A junior engineer sees the 500 alert and stares at Service A's code. A senior engineer glances at the high memory usage on the node, remembers Service B was deployed an hour ago, and knows that Service A holds data in memory for retries when Service B is slow. The entire diagnosis takes 15 minutes mostly because it takes 14 minutes to track down the engineer with the tribal knowledge, and just 1 minute for them to pinpoint the actual issue.

This is because of The Human-in-the-Loop Dependency

Making it Better: The Living Knowledge Base (LKB)

The solution is to codify system knowledge using the system's own data. A real knowledge base isn’t just a dependency diagram—it’s the combination of relationships and the metadata around them. Instead of relying on static configs or runbooks that go stale, we let telemetry update those relationships continuously.

We call this a Living Knowledge Base (LKB).

Building the LKB with a Graph Database The foundation of the LKB is a Graph Database (like Neo4j, Memgraph, or others). A graph database excels at storing relationships between data points, which is exactly what a distributed system is.

Instead of just sending telemetry to the standard observability backend, we also route a stream of high-volume telemetry (spans, metrics, pod metadata) to a processing agent.

This agent builds the graph in real-time:

Node (Entity)Edge (Relationship)
Service ACALLS
Service A Pod 1RUNS_ON
K8s Node XREPORTS
Service BDEPENDS_ON

As the application scales, deploys, and changes its dependencies, the graph adapts automatically

Adding an Intelligent layer over Knowledge base

The Knowledge base gives us the dynamic map; the LLM gives us the intelligence to interpret it.

We put an LLM in front of the LKB, making the graph accessible via a controlled interface (sometimes called a Model Context Protocol). This creates an Observability Agent.

From "Alert Fatique" to "Ask the Expert" When the triple alert hits (500, Kafka spike, Node memory), we don't have to manually click through dashboards. We simply prompt the Observability Agent:

Prompt: "Why did payment service latency spike?"

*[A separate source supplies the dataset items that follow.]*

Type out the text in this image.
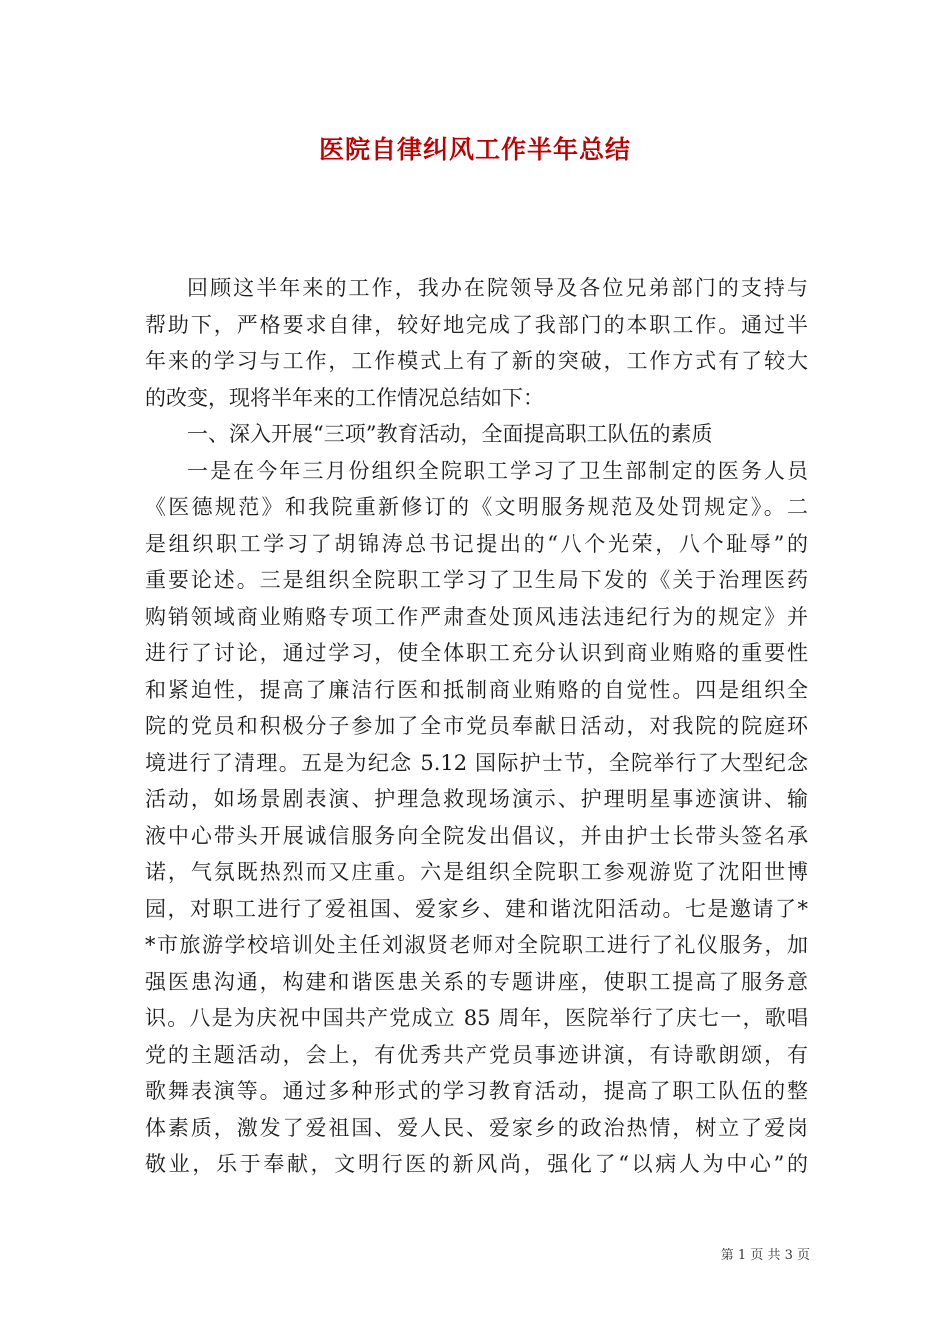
医院自律纠风工作半年总结
回顾这半年来的工作，我办在院领导及各位兄弟部门的支持与
帮助下，严格要求自律，较好地完成了我部门的本职工作。通过半
年来的学习与工作，工作模式上有了新的突破，工作方式有了较大
的改变，现将半年来的工作情况总结如下：
一、深入开展“三项”教育活动，全面提高职工队伍的素质
一是在今年三月份组织全院职工学习了卫生部制定的医务人员
《医德规范》和我院重新修订的《文明服务规范及处罚规定》。二
是组织职工学习了胡锦涛总书记提出的“八个光荣，八个耻辱”的
重要论述。三是组织全院职工学习了卫生局下发的《关于治理医药
购销领域商业贿赂专项工作严肃查处顶风违法违纪行为的规定》并
进行了讨论，通过学习，使全体职工充分认识到商业贿赂的重要性
和紧迫性，提高了廉洁行医和抵制商业贿赂的自觉性。四是组织全
院的党员和积极分子参加了全市党员奉献日活动，对我院的院庭环
境进行了清理。五是为纪念 5.12 国际护士节，全院举行了大型纪念
活动，如场景剧表演、护理急救现场演示、护理明星事迹演讲、输
液中心带头开展诚信服务向全院发出倡议，并由护士长带头签名承
诺，气氛既热烈而又庄重。六是组织全院职工参观游览了沈阳世博
园，对职工进行了爱祖国、爱家乡、建和谐沈阳活动。七是邀请了*
*市旅游学校培训处主任刘淑贤老师对全院职工进行了礼仪服务，加
强医患沟通，构建和谐医患关系的专题讲座，使职工提高了服务意
识。八是为庆祝中国共产党成立 85 周年，医院举行了庆七一，歌唱
党的主题活动，会上，有优秀共产党员事迹讲演，有诗歌朗颂，有
歌舞表演等。通过多种形式的学习教育活动，提高了职工队伍的整
体素质，激发了爱祖国、爱人民、爱家乡的政治热情，树立了爱岗
敬业，乐于奉献，文明行医的新风尚，强化了“以病人为中心”的
第 1 页 共 3 页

The agent does not guess; it walks the graph:

  • Find Node: Find the Service A 500 Error node.
  • Walk Upstream: Follow the CAUSED_BY edge (derived from trace data) to find the dependency on Service B.
  • Correlate: Find the Service B node. Walk the RUNS_ON edge to the K8s Node Y node.
  • Contextualize: Query the time-series data related to K8s Node Y and discover a memory leak or a recent deployment event.

Synthesize: The LLM translates the complex graph traversal into a simple, natural language root cause: “Payment service latency spiked because Service B, which runs on Node Y, suffered a memory leak after a recent deployment, causing high memory pressure. Service A's resulting connection timeouts triggered its internal retry loop, leading to high CPU and the 500 errors.”

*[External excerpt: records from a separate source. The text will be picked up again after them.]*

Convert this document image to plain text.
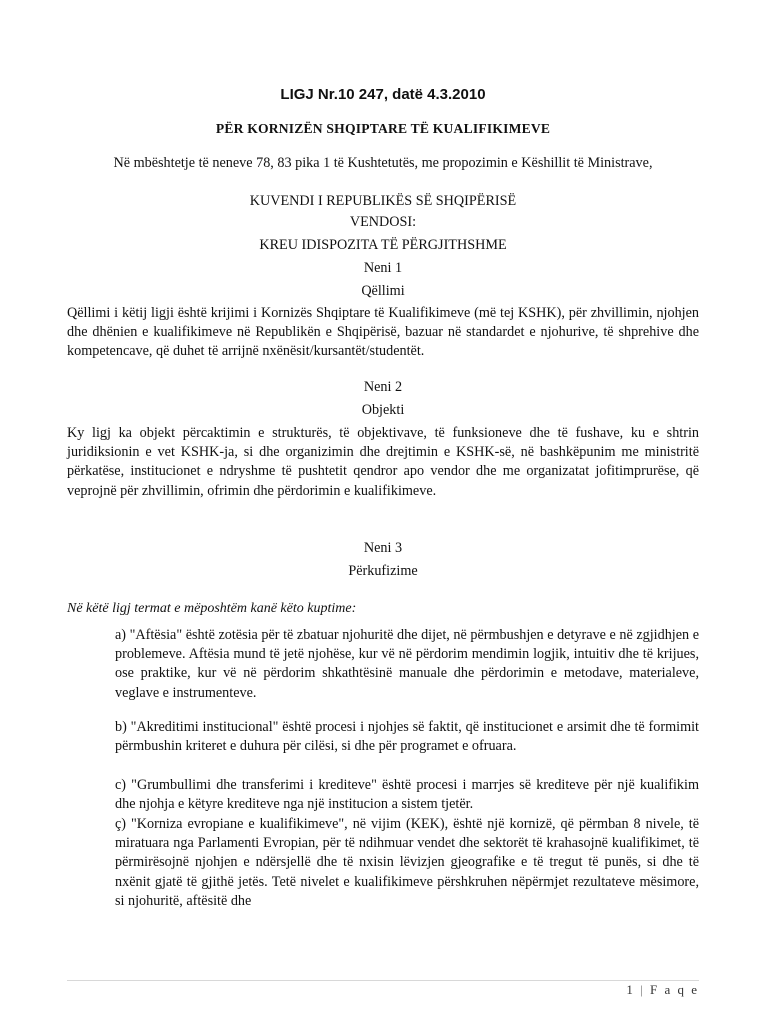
LIGJ Nr.10 247, datë 4.3.2010
PËR KORNIZËN SHQIPTARE TË KUALIFIKIMEVE
Në mbështetje të neneve 78, 83 pika 1 të Kushtetutës, me propozimin e Këshillit të Ministrave,
KUVENDI I REPUBLIKËS SË SHQIPËRISË
VENDOSI:
KREU IDISPOZITA TË PËRGJITHSHME
Neni 1
Qëllimi
Qëllimi i këtij ligji është krijimi i Kornizës Shqiptare të Kualifikimeve (më tej KSHK), për zhvillimin, njohjen dhe dhënien e kualifikimeve në Republikën e Shqipërisë, bazuar në standardet e njohurive, të shprehive dhe kompetencave, që duhet të arrijnë nxënësit/kursantët/studentët.
Neni 2
Objekti
Ky ligj ka objekt përcaktimin e strukturës, të objektivave, të funksioneve dhe të fushave, ku e shtrin juridiksionin e vet KSHK-ja, si dhe organizimin dhe drejtimin e KSHK-së, në bashkëpunim me ministritë përkatëse, institucionet e ndryshme të pushtetit qendror apo vendor dhe me organizatat jofitimprurëse, që veprojnë për zhvillimin, ofrimin dhe përdorimin e kualifikimeve.
Neni 3
Përkufizime
Në këtë ligj termat e mëposhtëm kanë këto kuptime:
a) "Aftësia" është zotësia për të zbatuar njohuritë dhe dijet, në përmbushjen e detyrave e në zgjidhjen e problemeve. Aftësia mund të jetë njohëse, kur vë në përdorim mendimin logjik, intuitiv dhe të krijues, ose praktike, kur vë në përdorim shkathtësinë manuale dhe përdorimin e metodave, materialeve, veglave e instrumenteve.
b) "Akreditimi institucional" është procesi i njohjes së faktit, që institucionet e arsimit dhe të formimit përmbushin kriteret e duhura për cilësi, si dhe për programet e ofruara.
c) "Grumbullimi dhe transferimi i krediteve" është procesi i marrjes së krediteve për një kualifikim dhe njohja e këtyre krediteve nga një institucion a sistem tjetër.
ç) "Korniza evropiane e kualifikimeve", në vijim (KEK), është një kornizë, që përmban 8 nivele, të miratuara nga Parlamenti Evropian, për të ndihmuar vendet dhe sektorët të krahasojnë kualifikimet, të përmirësojnë njohjen e ndërsjellë dhe të nxisin lëvizjen gjeografike e të tregut të punës, si dhe të nxënit gjatë të gjithë jetës. Tetë nivelet e kualifikimeve përshkruhen nëpërmjet rezultateve mësimore, si njohuritë, aftësitë dhe
1 | F a q e
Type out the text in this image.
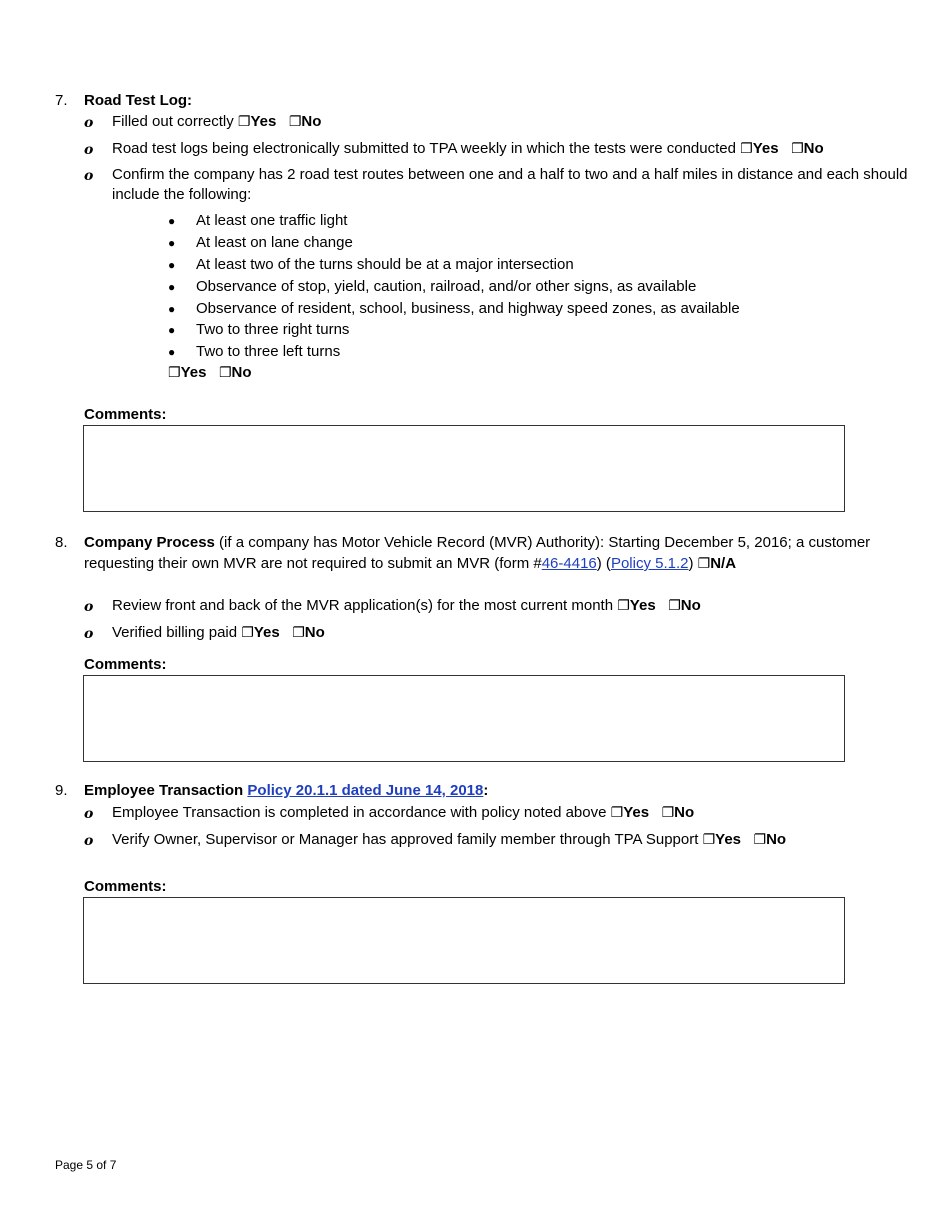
7. Road Test Log:
o Filled out correctly ❐Yes ❐No
o Road test logs being electronically submitted to TPA weekly in which the tests were conducted ❐Yes ❐No
o Confirm the company has 2 road test routes between one and a half to two and a half miles in distance and each should include the following:
● At least one traffic light
● At least on lane change
● At least two of the turns should be at a major intersection
● Observance of stop, yield, caution, railroad, and/or other signs, as available
● Observance of resident, school, business, and highway speed zones, as available
● Two to three right turns
● Two to three left turns
❐Yes ❐No
Comments:
8. Company Process (if a company has Motor Vehicle Record (MVR) Authority): Starting December 5, 2016; a customer
requesting their own MVR are not required to submit an MVR (form #46-4416) (Policy 5.1.2) ❐N/A
o Review front and back of the MVR application(s) for the most current month ❐Yes ❐No
o Verified billing paid ❐Yes ❐No
Comments:
9. Employee Transaction Policy 20.1.1 dated June 14, 2018:
o Employee Transaction is completed in accordance with policy noted above ❐Yes ❐No
o Verify Owner, Supervisor or Manager has approved family member through TPA Support ❐Yes ❐No
Comments:
Page 5 of 7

The result is a nearly instant, accurate root cause analysis that democratizes the knowledge of your most senior engineers. It cuts a 30-minute debugging session down to 30 seconds.

Beyond Observability: Real-Time Insights

This Living Knowledge Base has applications far beyond just incident response.

  1. Preventative Insight: The LKB can be continuously queried by an algorithm or Agent to find odd patterns—not just broken things. For instance, it might discover a service that has always called four other services, but for the last three days, it has only been calling three. This is a drift in behavior that can be flagged as a high-risk anomaly, allowing you to fix a bug before it impacts users.

  2. Automated Runbook Generation: Since the LKB understands the system's current state, the LLM can generate live, current runbooks for a specific incident—not generic, outdated documents. It knows the exact steps to restart the specific dependency that's currently failing.

Conclusion

By using the structure of a Graph Database to give our telemetry data context and an LLM to give it intelligence, we finally move beyond simply collecting data. We create a system that understands itself, drastically reducing the Bus Factor and making every engineer capable of instant, deep root cause analysis.